It’s always puzzled me that, in the Bible, Joshua is constantly referred to as Joshua son of Nun. Not just when we first meet him – to identify who he is and what family he is from – but, in almost every reference to him, we are told that he is Joshua son of Nun.
Interestingly, this seems to have come about when the Hebrew Bible (or Old Testament) was translated into Greek in the third century BC, into what is called the Septuagint. And this is because the name Joshua is Yehoshua in Hebrew and this becomes Iesous (or Jesus) in Greek. And so saying Joshua son of Nun is really saying Jesus son of Nun. And this means that this Jesus is not confused with another Jesus. Of course.
But why would we confuse the two?
After all, isn’t Joshua a bloodthirsty warrior, the great conquering hero, smiting the people of Canaan in order to establish the Israelites in the Promised Land? While Jesus is the Prince of Peace, exhorting his disciples to love their enemies.

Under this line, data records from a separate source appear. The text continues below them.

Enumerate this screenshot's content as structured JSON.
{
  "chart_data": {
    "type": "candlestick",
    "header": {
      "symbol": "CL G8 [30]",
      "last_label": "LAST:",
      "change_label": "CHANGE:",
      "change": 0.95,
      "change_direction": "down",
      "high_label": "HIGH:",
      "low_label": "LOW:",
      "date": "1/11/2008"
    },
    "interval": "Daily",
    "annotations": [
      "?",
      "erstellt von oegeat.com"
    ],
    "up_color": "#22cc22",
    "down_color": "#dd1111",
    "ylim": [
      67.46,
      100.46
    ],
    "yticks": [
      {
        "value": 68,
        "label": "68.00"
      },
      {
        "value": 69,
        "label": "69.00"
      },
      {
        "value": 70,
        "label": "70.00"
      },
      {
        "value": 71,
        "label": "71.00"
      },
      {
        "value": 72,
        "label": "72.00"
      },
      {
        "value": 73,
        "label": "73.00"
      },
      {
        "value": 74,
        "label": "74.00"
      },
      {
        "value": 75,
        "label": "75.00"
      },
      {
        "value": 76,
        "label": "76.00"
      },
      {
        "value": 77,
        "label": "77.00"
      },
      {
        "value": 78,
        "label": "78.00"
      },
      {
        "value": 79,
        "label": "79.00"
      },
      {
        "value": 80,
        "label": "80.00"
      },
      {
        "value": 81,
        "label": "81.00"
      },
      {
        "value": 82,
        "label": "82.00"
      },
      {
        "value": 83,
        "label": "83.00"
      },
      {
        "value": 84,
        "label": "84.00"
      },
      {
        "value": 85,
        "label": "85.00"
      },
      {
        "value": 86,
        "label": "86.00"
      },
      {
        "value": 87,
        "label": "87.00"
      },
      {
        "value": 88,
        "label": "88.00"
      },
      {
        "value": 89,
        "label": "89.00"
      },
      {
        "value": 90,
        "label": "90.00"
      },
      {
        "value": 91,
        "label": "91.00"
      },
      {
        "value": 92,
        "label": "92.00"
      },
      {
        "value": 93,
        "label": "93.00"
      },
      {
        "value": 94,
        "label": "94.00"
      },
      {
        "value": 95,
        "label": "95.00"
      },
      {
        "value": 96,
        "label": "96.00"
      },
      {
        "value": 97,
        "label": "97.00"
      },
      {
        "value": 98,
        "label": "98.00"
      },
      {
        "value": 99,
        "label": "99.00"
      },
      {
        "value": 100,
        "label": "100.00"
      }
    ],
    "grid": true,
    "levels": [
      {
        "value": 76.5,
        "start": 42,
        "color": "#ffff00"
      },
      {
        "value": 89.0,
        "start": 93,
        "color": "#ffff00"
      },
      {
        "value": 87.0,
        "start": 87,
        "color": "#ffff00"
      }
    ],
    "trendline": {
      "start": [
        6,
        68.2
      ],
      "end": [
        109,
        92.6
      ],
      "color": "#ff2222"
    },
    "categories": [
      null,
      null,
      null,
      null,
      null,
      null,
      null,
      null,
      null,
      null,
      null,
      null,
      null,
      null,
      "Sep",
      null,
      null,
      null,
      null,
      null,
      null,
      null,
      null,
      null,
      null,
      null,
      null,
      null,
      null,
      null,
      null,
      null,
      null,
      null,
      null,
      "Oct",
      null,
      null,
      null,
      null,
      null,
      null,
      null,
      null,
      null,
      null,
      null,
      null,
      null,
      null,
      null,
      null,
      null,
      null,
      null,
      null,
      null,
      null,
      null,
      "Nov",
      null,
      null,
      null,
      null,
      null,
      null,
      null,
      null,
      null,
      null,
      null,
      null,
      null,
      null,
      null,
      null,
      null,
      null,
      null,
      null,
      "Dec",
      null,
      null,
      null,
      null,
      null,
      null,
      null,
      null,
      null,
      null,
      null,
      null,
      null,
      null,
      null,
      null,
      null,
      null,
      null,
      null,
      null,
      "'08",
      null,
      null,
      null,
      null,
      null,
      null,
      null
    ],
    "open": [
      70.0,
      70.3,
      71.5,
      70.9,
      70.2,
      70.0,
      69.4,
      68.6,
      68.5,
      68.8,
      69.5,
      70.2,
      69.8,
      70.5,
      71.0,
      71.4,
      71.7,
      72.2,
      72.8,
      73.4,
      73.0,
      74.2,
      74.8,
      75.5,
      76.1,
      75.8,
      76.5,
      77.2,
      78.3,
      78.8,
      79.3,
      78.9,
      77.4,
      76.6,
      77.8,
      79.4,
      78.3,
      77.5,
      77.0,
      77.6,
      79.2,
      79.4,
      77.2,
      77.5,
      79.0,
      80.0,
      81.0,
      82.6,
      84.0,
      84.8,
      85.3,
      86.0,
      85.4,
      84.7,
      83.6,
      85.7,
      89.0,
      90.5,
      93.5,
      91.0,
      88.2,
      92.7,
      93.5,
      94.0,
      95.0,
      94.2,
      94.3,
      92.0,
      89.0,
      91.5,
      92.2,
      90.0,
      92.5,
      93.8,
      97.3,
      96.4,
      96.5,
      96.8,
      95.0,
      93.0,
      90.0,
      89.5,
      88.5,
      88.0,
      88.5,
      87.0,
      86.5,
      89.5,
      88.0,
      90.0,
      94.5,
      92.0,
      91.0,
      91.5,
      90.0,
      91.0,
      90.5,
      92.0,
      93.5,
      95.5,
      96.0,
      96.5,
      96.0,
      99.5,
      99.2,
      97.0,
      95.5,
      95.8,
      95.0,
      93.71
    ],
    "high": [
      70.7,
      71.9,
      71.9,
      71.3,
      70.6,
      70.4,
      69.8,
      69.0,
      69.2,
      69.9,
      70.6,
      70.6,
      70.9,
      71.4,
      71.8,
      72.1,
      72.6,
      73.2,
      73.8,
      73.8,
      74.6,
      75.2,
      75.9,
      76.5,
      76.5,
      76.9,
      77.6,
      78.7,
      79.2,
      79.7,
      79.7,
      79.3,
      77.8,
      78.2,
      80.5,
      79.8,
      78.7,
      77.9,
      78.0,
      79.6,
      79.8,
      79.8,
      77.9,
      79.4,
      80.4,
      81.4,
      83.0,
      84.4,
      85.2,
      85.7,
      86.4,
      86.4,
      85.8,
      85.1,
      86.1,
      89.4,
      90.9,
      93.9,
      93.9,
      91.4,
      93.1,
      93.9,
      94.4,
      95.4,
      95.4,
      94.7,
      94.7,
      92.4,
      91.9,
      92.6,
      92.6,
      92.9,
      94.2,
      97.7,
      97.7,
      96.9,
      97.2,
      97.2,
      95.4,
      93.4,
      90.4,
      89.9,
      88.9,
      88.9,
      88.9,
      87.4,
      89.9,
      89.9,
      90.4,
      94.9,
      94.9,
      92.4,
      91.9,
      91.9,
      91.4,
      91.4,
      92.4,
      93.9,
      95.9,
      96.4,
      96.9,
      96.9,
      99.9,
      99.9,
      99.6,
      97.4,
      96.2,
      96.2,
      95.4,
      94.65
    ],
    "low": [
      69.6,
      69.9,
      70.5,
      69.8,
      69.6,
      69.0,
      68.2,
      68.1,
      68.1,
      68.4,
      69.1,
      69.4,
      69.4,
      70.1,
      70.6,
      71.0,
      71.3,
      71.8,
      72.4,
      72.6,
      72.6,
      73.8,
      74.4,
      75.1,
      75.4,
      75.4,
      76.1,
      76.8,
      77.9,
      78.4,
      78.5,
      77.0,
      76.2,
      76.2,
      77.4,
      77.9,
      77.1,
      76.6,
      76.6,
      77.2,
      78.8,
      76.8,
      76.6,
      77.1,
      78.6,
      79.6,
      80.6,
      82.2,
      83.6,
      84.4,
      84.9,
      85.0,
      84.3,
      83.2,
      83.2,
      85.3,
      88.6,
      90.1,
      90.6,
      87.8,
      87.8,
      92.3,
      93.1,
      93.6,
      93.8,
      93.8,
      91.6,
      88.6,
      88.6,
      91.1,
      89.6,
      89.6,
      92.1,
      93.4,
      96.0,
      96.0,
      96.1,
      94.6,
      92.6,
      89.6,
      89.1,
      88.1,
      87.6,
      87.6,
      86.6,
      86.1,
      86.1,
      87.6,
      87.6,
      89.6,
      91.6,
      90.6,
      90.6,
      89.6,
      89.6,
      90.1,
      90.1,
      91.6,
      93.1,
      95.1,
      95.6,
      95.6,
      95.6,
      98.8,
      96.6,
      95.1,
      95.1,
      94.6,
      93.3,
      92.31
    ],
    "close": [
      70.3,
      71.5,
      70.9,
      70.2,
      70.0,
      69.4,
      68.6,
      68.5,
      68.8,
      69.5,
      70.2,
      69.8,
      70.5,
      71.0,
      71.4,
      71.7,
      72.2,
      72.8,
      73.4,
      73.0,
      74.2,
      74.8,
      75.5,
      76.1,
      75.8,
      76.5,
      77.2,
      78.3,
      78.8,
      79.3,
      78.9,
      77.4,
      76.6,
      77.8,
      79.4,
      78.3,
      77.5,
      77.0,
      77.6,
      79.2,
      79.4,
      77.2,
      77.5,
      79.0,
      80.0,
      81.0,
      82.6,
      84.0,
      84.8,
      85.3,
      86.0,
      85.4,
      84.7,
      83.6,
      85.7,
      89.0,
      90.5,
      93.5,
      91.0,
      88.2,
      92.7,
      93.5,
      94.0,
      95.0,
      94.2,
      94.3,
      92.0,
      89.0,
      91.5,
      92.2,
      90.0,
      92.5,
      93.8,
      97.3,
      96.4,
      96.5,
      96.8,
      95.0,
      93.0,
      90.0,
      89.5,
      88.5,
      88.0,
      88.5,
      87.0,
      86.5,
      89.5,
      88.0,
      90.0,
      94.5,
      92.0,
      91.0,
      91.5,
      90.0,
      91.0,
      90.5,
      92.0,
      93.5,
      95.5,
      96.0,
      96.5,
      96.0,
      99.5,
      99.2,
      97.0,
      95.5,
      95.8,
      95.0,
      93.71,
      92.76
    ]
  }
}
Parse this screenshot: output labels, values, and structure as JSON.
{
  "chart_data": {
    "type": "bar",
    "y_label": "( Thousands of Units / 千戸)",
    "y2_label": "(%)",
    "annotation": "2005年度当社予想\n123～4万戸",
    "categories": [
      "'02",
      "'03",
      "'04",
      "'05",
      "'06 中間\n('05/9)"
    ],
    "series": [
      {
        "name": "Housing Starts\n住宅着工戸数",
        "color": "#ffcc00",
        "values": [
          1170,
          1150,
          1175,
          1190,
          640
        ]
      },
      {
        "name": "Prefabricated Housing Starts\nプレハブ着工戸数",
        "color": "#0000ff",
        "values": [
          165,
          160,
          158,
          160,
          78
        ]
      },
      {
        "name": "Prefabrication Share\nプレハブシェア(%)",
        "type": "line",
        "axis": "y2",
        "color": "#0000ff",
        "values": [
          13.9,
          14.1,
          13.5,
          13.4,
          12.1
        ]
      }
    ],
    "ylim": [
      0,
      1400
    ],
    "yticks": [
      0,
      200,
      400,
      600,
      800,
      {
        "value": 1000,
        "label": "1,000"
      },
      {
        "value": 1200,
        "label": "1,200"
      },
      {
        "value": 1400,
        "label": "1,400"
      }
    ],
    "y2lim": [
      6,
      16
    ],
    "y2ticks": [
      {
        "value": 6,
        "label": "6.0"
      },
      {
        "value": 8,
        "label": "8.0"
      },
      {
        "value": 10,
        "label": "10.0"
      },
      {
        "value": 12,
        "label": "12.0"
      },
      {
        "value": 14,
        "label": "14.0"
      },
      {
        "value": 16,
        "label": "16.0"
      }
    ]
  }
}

At the moment, I’m reading the book of Joshua (the sixth book of the Bible) with some friends. The book is set in the late Bronze age, maybe around 1300BC – and it does contain some horrific battle scenes. But, nonetheless, it’s interesting to see the biblical parallels between Joshua and Jesus.
Joshua is Moses’ assistant and, after Moses’ death, Joshua leads the Israelites across the River Jordan to capture the cities of Jericho, Ai and other places. God gives Joshua a blessing of invincibilty as He establishes His people in Canaan. And in the New Testament book Hebrews, Jesus is also seen to have a blessing of invincibility. He is like Joshua in leading his people into God’s rest. Hebrews 4.8-9 says, ‘For if Joshua had given them [God’s people] rest, God would not have spoken later about another day. There remains, then, a Sabbath-rest for the people of God [which Christ leads them into.]’
Joshua was particularly revered in the Middle Ages, as he seemed to the people of those times to personify the ideals of chivalry.
Reading up on this, I find that Joshua was one of the Nine Worthies – a list of nine historical, scriptural and legendary characters who epitomised chivalry. Three of these were from the Graeco-Roman world – Hector of Troy, Alexander the Great and Julius Caesar. Three were Jewish – Joshua, David and Judas Maccabeus (who led an uprising against the Romans in 164BC.) And three were medieval Christians – King Arthur, Charlemagne and Godfrey of Bouillon (a Germanic knight and leader of the First Crusade.)
We don’t think too much of Jesus, our Saviour, as being like a chivalrous knight, a conquering hero – in the image of someone like Joshua. But maybe we should.
Our world is beset by the ravages of evil. We see mass suffering and persecution brought about by human sinfulness, greed and neglect. This evil needs to be fought against – so that people might be saved from the consequences of sin. Jesus shows us the way to do that – not by the sword but by a greater weapon – the weapon of love. And love’s power to bring lasting peace to our world.
Let’s recognise this power in Jesus, saying in the words of the great Easter hymn Thine be the Glory, risen CONQUERING Son.